Capturing Mary (2007 TV Movie)
7/10
Captured beautifully but mysteriously.
17 November 2021
Warning: Spoilers
Through the performances of Ruth Wilson and Maggie Smith, the character of Mary Gilbert comes to life, a promising journalist who visits a great home and finds out through a disturbing conversation some horrible secrets that ultimately ruins her career. The fascinating Dame Maggie drops into the house years later and finds a willing ear (caretaker Danny Lee Wynter) to share the story with, going from her initial visit to another visit years later, seeing the source of those stories (David Walliams) the first time since that earlier encounter.

While Ruth Wilson does not look like the younger Maggie Smith did, you could imagine the older Dame Maggie once looking like the younger Wilson. This is quite a different Maggie Smith that is nothing like her many famous characters, someone I could see her being away from the stage, nowhere near a film set, quiet and introspective, and humble as a private citizen. She somehow seems happier here letting things out as if it was her finally able to look into who she was as opposed to her public image.

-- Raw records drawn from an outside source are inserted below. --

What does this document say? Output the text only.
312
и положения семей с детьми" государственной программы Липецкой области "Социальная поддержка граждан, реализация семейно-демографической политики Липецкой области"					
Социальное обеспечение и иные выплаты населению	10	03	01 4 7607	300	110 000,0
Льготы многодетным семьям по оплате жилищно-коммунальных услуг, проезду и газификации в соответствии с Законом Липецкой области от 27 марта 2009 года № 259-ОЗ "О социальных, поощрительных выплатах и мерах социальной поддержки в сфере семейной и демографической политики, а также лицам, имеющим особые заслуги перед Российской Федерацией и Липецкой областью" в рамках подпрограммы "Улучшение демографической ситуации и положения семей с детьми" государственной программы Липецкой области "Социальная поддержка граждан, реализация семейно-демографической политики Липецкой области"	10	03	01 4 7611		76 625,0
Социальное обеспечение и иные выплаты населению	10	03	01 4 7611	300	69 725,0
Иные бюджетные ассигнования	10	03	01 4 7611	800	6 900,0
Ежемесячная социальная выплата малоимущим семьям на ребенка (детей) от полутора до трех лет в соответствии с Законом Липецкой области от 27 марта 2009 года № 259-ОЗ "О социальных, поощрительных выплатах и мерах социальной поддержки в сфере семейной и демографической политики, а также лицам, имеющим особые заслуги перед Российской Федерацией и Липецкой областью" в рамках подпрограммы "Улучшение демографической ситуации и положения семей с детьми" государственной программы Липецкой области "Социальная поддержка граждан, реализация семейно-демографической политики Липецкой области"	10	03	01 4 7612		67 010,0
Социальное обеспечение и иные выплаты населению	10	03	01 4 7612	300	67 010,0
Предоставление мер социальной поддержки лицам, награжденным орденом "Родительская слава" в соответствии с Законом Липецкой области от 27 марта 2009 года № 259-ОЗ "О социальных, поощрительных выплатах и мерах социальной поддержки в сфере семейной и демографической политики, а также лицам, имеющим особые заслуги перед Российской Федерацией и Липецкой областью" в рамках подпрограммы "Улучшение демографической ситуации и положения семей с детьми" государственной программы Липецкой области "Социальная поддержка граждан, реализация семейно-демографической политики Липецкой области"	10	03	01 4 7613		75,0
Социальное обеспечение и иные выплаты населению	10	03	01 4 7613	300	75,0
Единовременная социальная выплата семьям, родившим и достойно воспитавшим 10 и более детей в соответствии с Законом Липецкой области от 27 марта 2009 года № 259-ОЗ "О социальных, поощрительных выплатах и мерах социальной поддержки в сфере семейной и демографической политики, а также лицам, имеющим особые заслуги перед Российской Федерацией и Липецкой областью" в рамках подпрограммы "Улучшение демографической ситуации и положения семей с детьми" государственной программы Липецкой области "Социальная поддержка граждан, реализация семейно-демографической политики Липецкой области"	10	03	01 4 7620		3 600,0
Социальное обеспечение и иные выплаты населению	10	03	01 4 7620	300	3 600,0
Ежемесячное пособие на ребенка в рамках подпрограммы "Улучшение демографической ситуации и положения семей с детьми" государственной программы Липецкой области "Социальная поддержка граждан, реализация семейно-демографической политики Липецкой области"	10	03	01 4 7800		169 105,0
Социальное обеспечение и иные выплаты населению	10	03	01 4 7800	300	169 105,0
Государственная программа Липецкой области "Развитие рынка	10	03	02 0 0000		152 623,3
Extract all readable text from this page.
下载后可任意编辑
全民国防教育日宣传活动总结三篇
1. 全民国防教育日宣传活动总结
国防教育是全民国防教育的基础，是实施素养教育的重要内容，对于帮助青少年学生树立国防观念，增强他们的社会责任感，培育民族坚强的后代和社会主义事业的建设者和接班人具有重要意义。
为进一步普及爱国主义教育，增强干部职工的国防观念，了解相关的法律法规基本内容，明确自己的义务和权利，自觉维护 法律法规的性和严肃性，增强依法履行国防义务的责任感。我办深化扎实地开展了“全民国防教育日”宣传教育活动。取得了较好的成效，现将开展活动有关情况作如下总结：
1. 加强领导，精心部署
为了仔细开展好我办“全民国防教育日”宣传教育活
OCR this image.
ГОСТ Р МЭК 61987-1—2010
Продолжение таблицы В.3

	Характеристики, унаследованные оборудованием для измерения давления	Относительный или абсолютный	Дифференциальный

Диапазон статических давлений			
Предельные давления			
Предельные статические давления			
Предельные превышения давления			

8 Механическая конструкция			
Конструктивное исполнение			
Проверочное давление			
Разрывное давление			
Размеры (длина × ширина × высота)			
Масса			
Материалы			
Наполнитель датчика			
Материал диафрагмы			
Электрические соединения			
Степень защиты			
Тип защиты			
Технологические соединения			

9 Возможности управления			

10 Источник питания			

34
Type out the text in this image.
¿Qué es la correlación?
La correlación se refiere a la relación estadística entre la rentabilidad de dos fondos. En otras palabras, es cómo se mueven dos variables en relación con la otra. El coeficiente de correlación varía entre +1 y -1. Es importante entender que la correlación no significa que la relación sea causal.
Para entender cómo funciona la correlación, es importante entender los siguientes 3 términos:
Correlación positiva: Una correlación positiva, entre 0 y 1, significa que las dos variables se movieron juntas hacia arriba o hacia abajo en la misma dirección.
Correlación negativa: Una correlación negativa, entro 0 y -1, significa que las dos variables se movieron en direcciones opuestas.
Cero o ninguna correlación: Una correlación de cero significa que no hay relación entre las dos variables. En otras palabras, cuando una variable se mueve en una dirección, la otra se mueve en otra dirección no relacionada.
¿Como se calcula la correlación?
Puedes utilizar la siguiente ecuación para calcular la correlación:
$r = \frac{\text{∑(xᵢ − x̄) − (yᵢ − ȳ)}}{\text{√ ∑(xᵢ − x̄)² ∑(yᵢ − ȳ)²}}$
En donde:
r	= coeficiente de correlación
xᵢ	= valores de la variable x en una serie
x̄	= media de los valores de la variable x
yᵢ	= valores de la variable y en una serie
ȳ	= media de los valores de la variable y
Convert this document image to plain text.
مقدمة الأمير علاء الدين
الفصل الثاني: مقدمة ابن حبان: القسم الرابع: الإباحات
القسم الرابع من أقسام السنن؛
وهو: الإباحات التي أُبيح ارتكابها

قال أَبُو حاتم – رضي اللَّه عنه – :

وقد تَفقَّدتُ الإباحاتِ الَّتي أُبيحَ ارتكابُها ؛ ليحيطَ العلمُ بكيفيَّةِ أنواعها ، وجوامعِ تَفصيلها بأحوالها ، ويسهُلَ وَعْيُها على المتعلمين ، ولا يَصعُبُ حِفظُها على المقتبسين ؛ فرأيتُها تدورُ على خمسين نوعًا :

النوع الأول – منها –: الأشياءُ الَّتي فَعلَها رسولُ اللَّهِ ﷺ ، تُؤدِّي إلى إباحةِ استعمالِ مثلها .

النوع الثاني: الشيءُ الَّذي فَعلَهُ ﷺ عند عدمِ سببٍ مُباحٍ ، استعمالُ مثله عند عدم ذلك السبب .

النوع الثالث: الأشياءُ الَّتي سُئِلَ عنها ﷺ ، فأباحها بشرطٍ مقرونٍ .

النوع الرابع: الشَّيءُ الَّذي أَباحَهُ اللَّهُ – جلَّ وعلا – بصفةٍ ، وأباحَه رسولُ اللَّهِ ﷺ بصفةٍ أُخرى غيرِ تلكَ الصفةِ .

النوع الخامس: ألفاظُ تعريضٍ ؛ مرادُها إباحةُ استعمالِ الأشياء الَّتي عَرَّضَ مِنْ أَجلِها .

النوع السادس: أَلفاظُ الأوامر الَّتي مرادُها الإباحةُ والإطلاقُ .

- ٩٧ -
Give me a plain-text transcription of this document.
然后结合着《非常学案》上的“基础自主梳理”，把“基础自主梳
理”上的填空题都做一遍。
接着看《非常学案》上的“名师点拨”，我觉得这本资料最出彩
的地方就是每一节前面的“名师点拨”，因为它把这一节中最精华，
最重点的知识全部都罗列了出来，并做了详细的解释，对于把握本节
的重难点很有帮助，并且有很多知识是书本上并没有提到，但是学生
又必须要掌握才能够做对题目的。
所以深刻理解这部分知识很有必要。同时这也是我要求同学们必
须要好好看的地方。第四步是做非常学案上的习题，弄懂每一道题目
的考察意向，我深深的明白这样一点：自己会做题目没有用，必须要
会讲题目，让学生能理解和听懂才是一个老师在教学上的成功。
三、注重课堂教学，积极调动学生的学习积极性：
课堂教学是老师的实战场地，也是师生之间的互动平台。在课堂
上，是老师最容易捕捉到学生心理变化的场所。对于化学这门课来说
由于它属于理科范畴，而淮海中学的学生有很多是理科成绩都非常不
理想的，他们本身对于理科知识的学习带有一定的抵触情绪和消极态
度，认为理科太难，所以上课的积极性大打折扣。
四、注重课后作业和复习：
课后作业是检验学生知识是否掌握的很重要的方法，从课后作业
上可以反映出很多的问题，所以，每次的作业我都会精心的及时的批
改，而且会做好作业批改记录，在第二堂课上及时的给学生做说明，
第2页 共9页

This is the younger, calmer Maggie of "The Honey Pot", "Love and Pain and the Whole Damn Thing" and "Lily in Love" rather than the wisecracking or loveable sour characters she's beloved for.

At times, the flashbacks with Wilson seem to go too far close to the present day (the swinging 60's and early 70's in particular), and it seems like she's aging far too slowly to be Maggie during the era of Jean Brodie, looking closer to a younger Vanessa Redgrave or even Glenda Jackson at that time. But it's easy to get past this one little flaw because as long as Dame Maggie is speaking, she manages to convince you that she could be anywhere. As far as the secrets that she reveals are concerned, they are revealed in such a subtle way but have an underlying feeling of evil behind them that it becomes creepy to see Walliams age during the times of the future that Smith through the eyes of Wilson sees. It's best to look on this with suspended disbelief, and the unexpected will not be surprising when it occurs. Wynter, a rising young British stage actor, is polite and charming and hospitable, a delightful discovery in my film viewing research.